Après pas moins de cinq changements de propriétaires, Swissport est depuis décembre 2020 la propriété d’investisseurs financiers anglo-saxons, qui ont soutenu l’entreprise fragilisée par la crise de la Covid-19 en lui accordant des crédits et en la rachetant à son propriétaire chinois HNA.

Les investisseurs financiers ne sont en principe pas connus pour leur vision de développement durable d’une entreprise et cherchent plutôt à augmenter rapidement la rentabilité de l’entreprise afin de la revendre avec profit à un investisseur financier ou stratégique. En conséquence, la rentabilité doit retrouver son niveau d’avant la crise d’ici la fin de l’année. Cela ne sera vraisemblablement pas le cas du site de Zurich.

Les syndicats insistent sur le retour à la CCT de 2019 et l’ont confirmé par une action de protestation à l’aéroport de Zurich. Swissport, d’autre part, insiste sur le maintien de la définition de crise définie et signée avec les syndicats pour 2022 et veut soit négocier une nouvelle CCT à partir de 2023. Dans le cas contraire, seule l’émission de contrats de travail individuels entrerait en ligne de compte.

Personnel supplémentaire recherché

Dans le monde entier, l’entreprise a licencié environ 25’000 collaborateurs, ce qui n’a pas manqué de susciter des critiques.
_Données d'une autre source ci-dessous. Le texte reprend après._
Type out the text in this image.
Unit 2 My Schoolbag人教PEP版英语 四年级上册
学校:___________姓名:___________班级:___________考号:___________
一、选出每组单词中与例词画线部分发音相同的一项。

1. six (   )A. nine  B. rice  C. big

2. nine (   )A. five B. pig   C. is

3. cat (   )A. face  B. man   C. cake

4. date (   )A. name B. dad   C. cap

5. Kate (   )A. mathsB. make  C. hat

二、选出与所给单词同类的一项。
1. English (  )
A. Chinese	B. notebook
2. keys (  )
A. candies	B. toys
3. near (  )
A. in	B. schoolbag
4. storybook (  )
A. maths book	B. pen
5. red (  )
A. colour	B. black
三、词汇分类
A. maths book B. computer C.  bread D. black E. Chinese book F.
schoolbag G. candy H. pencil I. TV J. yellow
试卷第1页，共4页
Depuis décembre 2021, 950 postes supplémentaires ont été créés en Suisse. D’ici la fin de l’année, 150 autres postes sont prévus à Zurich et 100 autres à Genève.

Pour atteindre les objectifs de bénéfices des investisseurs, à savoir 430 millions d’euros d’ici 2025 et une marge bénéficiaire de 11,5%, comme il ressort d’une mise à jour des investisseurs de l’autorité américaine de surveillance des marchés boursiers, il faut augmenter l’efficacité en automatisant davantage et en réduisant le personnel dans les quelque 280 aéroports du monde entier. Reste à savoir comment cela s’accorde avec les revendications des syndicats.

Marco Bötschi, directeur de l’escale de Swissport à Zurich, a déclaré à la NZZ: «Nous avons bon espoir de parvenir à un accord d’ici la fin de l’année et nous sommes attachés au partenariat social de longue date.»